S’attendant à un versement de commission à milliards, Ousmane Thioye Diène se voit remettre ‘’une modique somme’’ qui ne fait même pas 2 millions de francs Cfa. Mécontent, il porte plainte contre Amadou Bocar Sy et Youssef Abdoul Fétah pour abus de confiance au tribunal de Dakar. Et pour ‘’étouffer’’ l’affaire, Hussein Hayad, un homme d’affaires libano-syrien installé à Dakar, entre en jeu et fait deux versements de quelques millions (toujours pas de milliards) au sieur Diène.
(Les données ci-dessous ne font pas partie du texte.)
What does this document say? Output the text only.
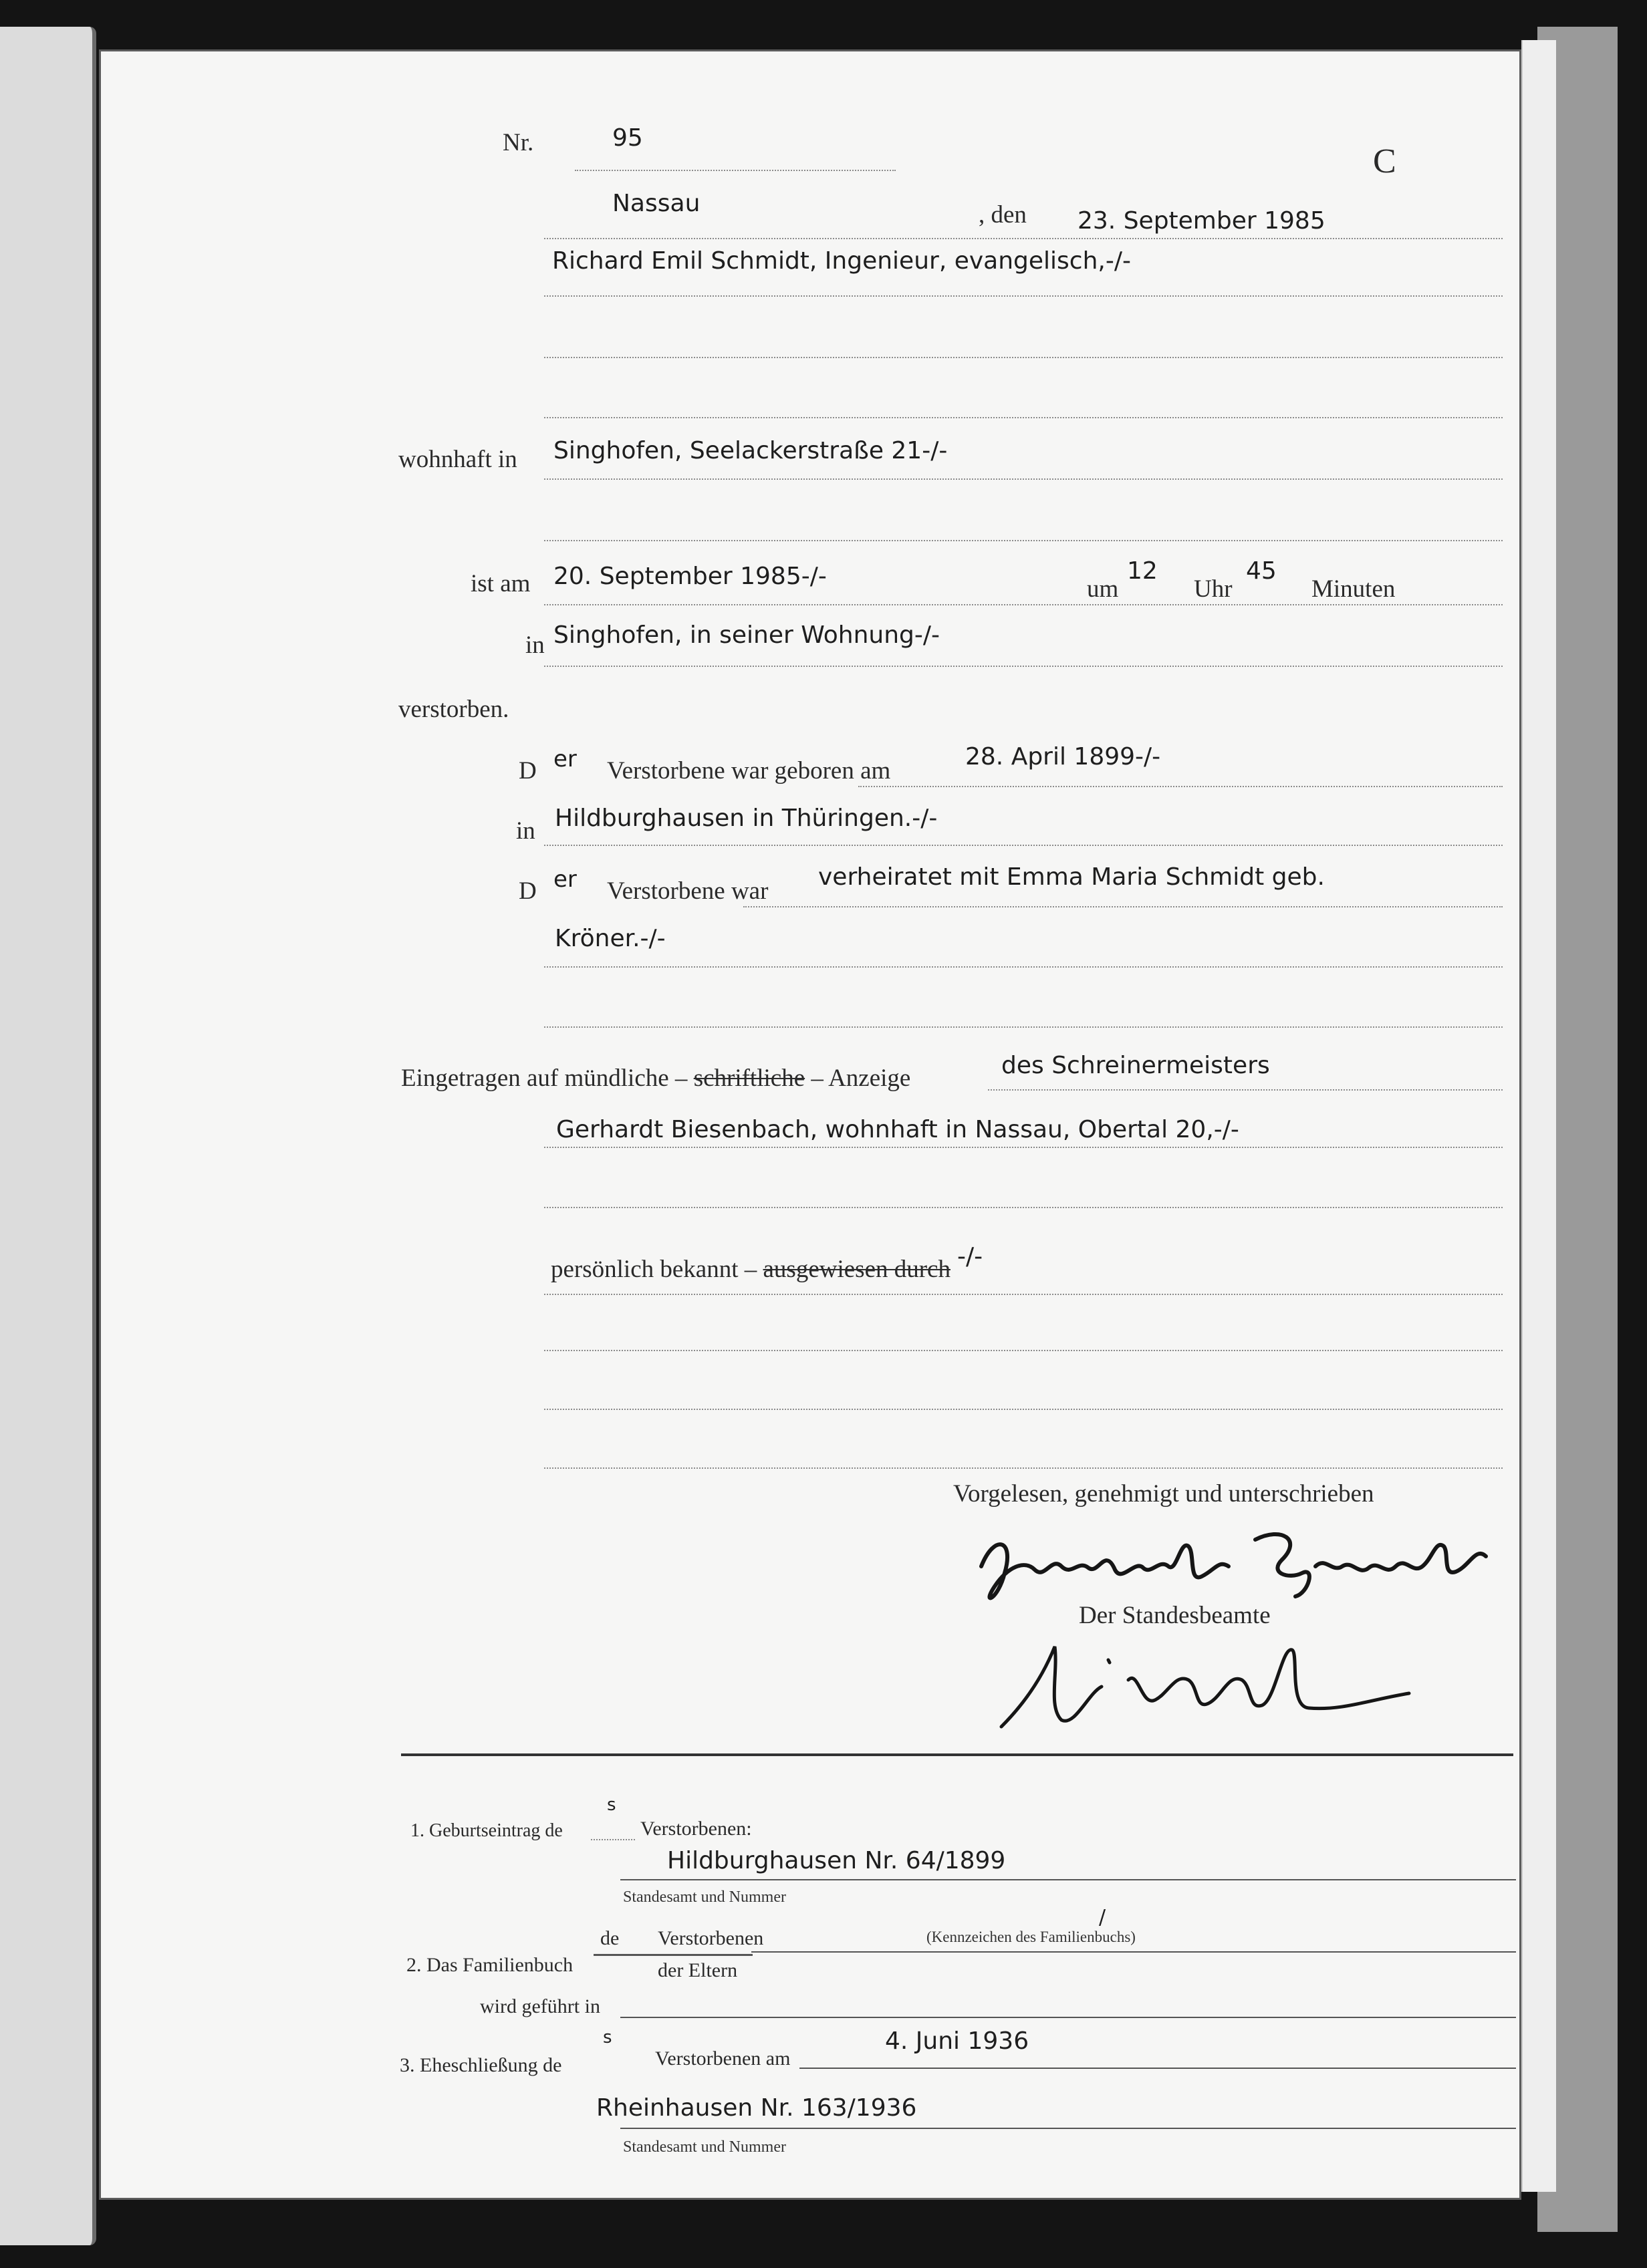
Nr.	95
C
Nassau	, den 23. September 1985
Richard Emil Schmidt, Ingenieur, evangelisch,-/-
wohnhaft in Singhofen, Seelackerstraße 21-/-
ist am 20. September 1985-/-	um
12
Uhr
45
Minuten
in Singhofen, in seiner Wohnung-/-
verstorben.
D er Verstorbene war geboren am
28. April 1899-/-
in Hildburghausen in Thüringen.-/-
D er Verstorbene war
verheiratet mit Emma Maria Schmidt geb.
Kröner.-/-
Eingetragen auf mündliche – schriftliche – Anzeige	des Schreinermeisters
Gerhardt Biesenbach, wohnhaft in Nassau, Obertal 20,-/-
persönlich bekannt – ausgewiesen durch -/-
Vorgelesen, genehmigt und unterschrieben
Der Standesbeamte
1. Geburtseintrag de
s
Verstorbenen:
Hildburghausen Nr. 64/1899
Standesamt und Nummer
2. Das Familienbuch
de Verstorbenen
der Eltern
/
(Kennzeichen des Familienbuchs)
wird geführt in
3. Eheschließung de
s
Verstorbenen am
4. Juni 1936
Rheinhausen Nr. 163/1936
Standesamt und Nummer
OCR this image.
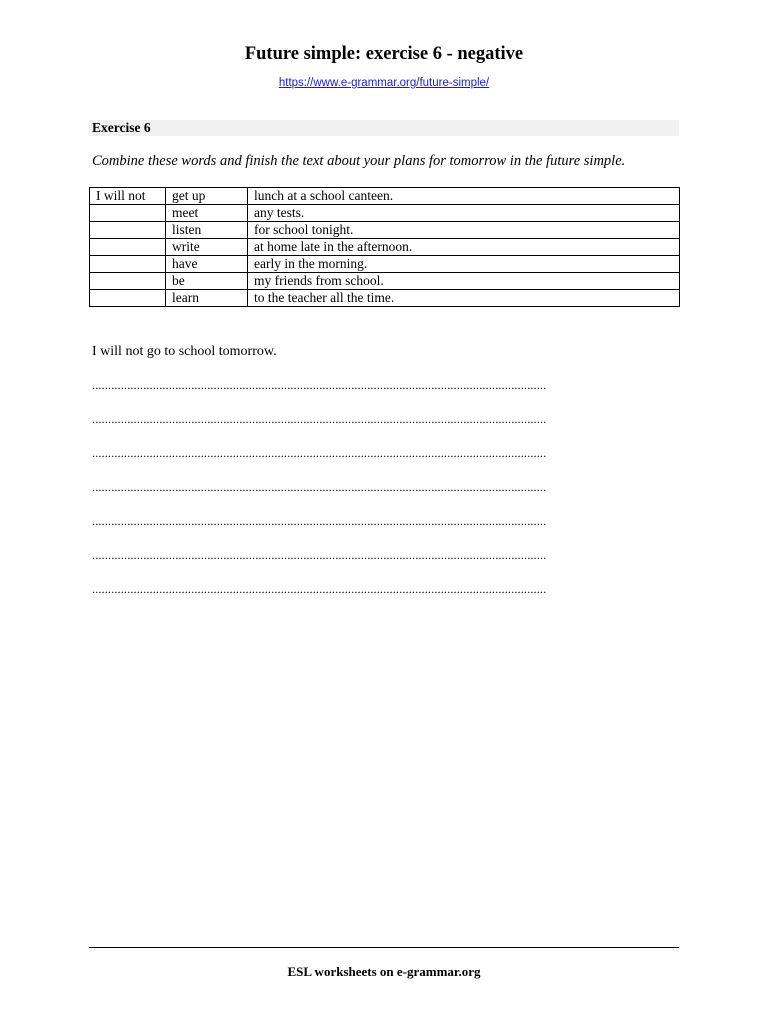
Future simple: exercise 6 - negative
https://www.e-grammar.org/future-simple/
Exercise 6
Combine these words and finish the text about your plans for tomorrow in the future simple.
I will not	get up	lunch at a school canteen.
	meet	any tests.
	listen	for school tonight.
	write	at home late in the afternoon.
	have	early in the morning.
	be	my friends from school.
	learn	to the teacher all the time.
I will not go to school tomorrow.
..............................................................................................................................................
..............................................................................................................................................
..............................................................................................................................................
..............................................................................................................................................
..............................................................................................................................................
..............................................................................................................................................
..............................................................................................................................................
ESL worksheets on e-grammar.org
Mais d’après d’autres sources, c’est l’entreprise chinoise Sinohydro qui, voulant ne pas voir son nom mêlé à une affaire de corruption, ‘’a voulu désintéressé Ousmane Thioye Diène’’. C’est qui expliquerait ces deux versements en avril et juin 2011. ‘’M. Hayad m’a convaincu d’accepter cet engagement parce que le juge aurait reçu 3,5 millions de francs Cfa pour clore le cas’’, a soutenu M. Diène lors de son audition par l’expert de la BIE. Vrai ou faux ? Toujours est-il qu’après une longue procédure, le juge en charge du dossier a décerné un non lieu en faveur des mis en cause.

 

Toujours est-il qu’avec le changement politique au Sénégal, Ousmane Thioye Diène revient à la charge pour de nouvelles plaintes. D’abord à la Cour de justice de la Communauté économique des Etat de l’Afrique de l’Ouest (CEDEAO), le 21 mai dernier. En réponse, cette juridiction ouest africaine n’a pas donné ‘’une suite favorable’’ à cette plainte ‘’pour des raisons d’irrégularités de forme et de fond’’, d’après la lettre réponse servie par Awa Nana Daboya, la présidente. Ces irrégularités tiennent au fait que ‘’les requête ne sont pas adressée à la présidente mais plutôt au greffe’’. Aussi que M. Diène devait se ‘’faire représenter par un avocat’’. Pis, ‘’la nature commerciale’’ de cette affaire ‘’demande le déclenchement de l’action publique, c'est-à-dire qu’il s’agit d’une action pénale ; ce qui n’est malheureusement pas de la compétence de la Cour de justice de la CEDEAO’’.

 

Ainsi donc, Ousmane Thioye Diène passe à la vitesse supérieure et porte plainte, cette fois contre la société Sinohydro auprès de la Banque mondiale, de la BIE et auprès du tribunal de Nanterre, en France. Deux autres plaintes sont aussi déposées auprès du Procureur de la République et du Procureur général. La première a été imputée à la Sûreté urbaine (SU) et l’autre à la Brigade de gendarmerie de Ouakam. Dans toutes les plaintes, Mohamed Merzoug, Youssef Abdoul Fétah, Amadou Bocar Sy, Saloum Cissé et Hussein Hayad sont cités en tant que complices.